2. Auch bezüglich der grafischen Gestaltung ist die Schuldnerin ihrer Verpflichtung zur Veröffentlichung der ihr aufgegebenen Gegendarstellung ordnungsgemäß nachgekommen. Auf die zutreffenden Ausführungen des Landgerichts hierzu wird billigend Bezug genommen. Ergänzend wird darauf hingewiesen, daß die Behauptung des Beschwerdeführers, "die Unterlegung eines 'Filters' unter die Gegendarstellung" führe dazu, daß die Schrift, insbesondere des Wortes "Gegendarstellung" zum Teil kaum lesbar sei - so verschwinde der Wortanfang "Gegen" "fast komplett auf dem Arm von Frau Pooth" - augenscheinlich falsch ist: Nicht nur auf der Titelseite des Originalheftes, sondern auch auf den vom Beschwerdeführer selbst vorgelegten Farbkopien hebt sich das Wort "Gegendarstellung" wie auch der sonstige Text deutlich vom Untergrund ab, was - darin ist dem Beschwerdeführer zuzustimmen - für einen ordnungsgemäßen Abdruck der Gegendarstellung allerdings vorauszusetzen ist. Angesichts der Unterlegung eines Filters mit dem Effekt einer farblichen Absetzung besteht - entgegen der Auffassung des Beschwerdeführers - auch nicht die Gefahr, daß der flüchtige Betrachter der Titelseite die Gegendarstellung dem darüber angeordneten Hinweis auf das zweite Baby und den Zustand der Ehe einer dort abgebildeten Unterhaltungskünstlerin zugeordnet wird.

III.

Nach allem war das Rechtsmittel mit der Kostenfolge aus § 97 Abs. 1 ZPO als unbegründet zurückzuweisen.

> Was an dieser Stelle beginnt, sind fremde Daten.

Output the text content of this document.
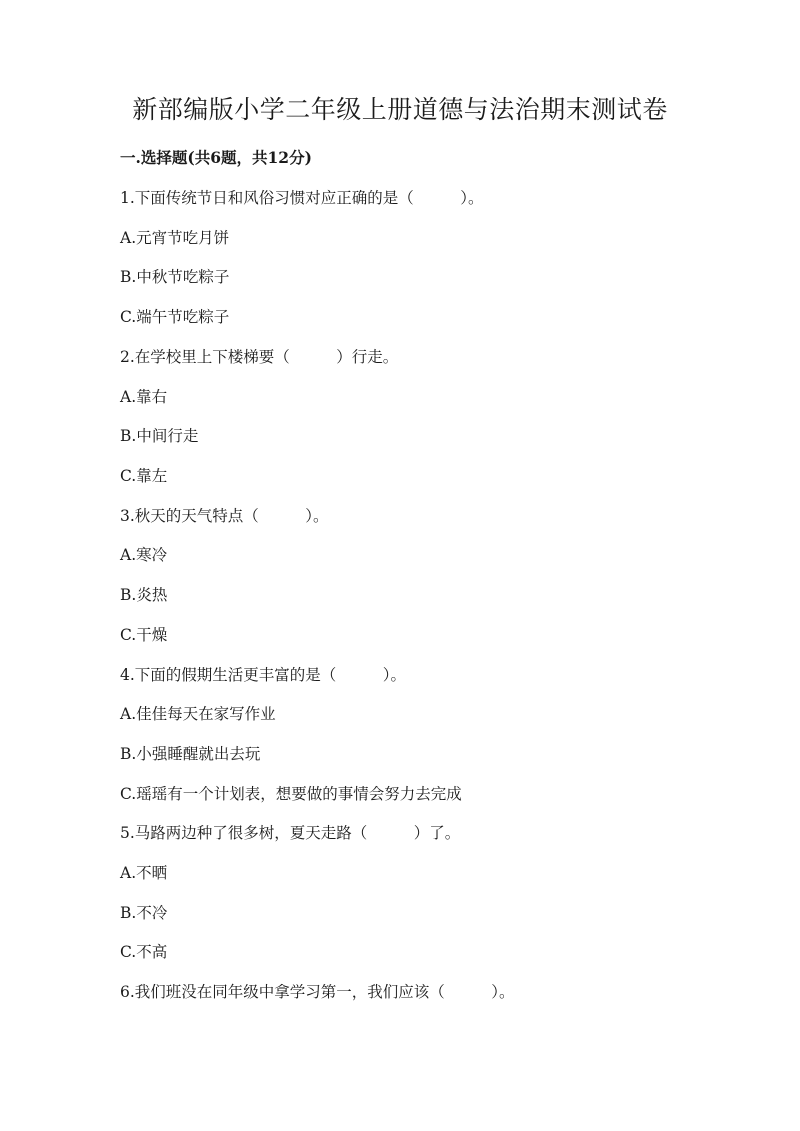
新部编版小学二年级上册道德与法治期末测试卷
一.选择题(共6题，共12分)
1.下面传统节日和风俗习惯对应正确的是（　　　）。
A.元宵节吃月饼
B.中秋节吃粽子
C.端午节吃粽子
2.在学校里上下楼梯要（　　　）行走。
A.靠右
B.中间行走
C.靠左
3.秋天的天气特点（　　　）。
A.寒冷
B.炎热
C.干燥
4.下面的假期生活更丰富的是（　　　）。
A.佳佳每天在家写作业
B.小强睡醒就出去玩
C.瑶瑶有一个计划表，想要做的事情会努力去完成
5.马路两边种了很多树，夏天走路（　　　）了。
A.不晒
B.不冷
C.不高
6.我们班没在同年级中拿学习第一，我们应该（　　　）。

Der Beschwerdewert entspricht dem nach § 3 ZPO zu schätzenden Interesse des Beschwerdeführers an der Durchführung der Zwangsvollstreckung (vgl. hierzu Schneider/Herget, Streitwert-Kommentar, 12. Aufl. 2007, Rdn. 4258). Dieser liegt bei 1/4 des auf den Beschwerdeführer entfallenden Teils des Wertes der Hauptsache (20.000,00 €), und war somit auf 5.000,00 € festzusetzen.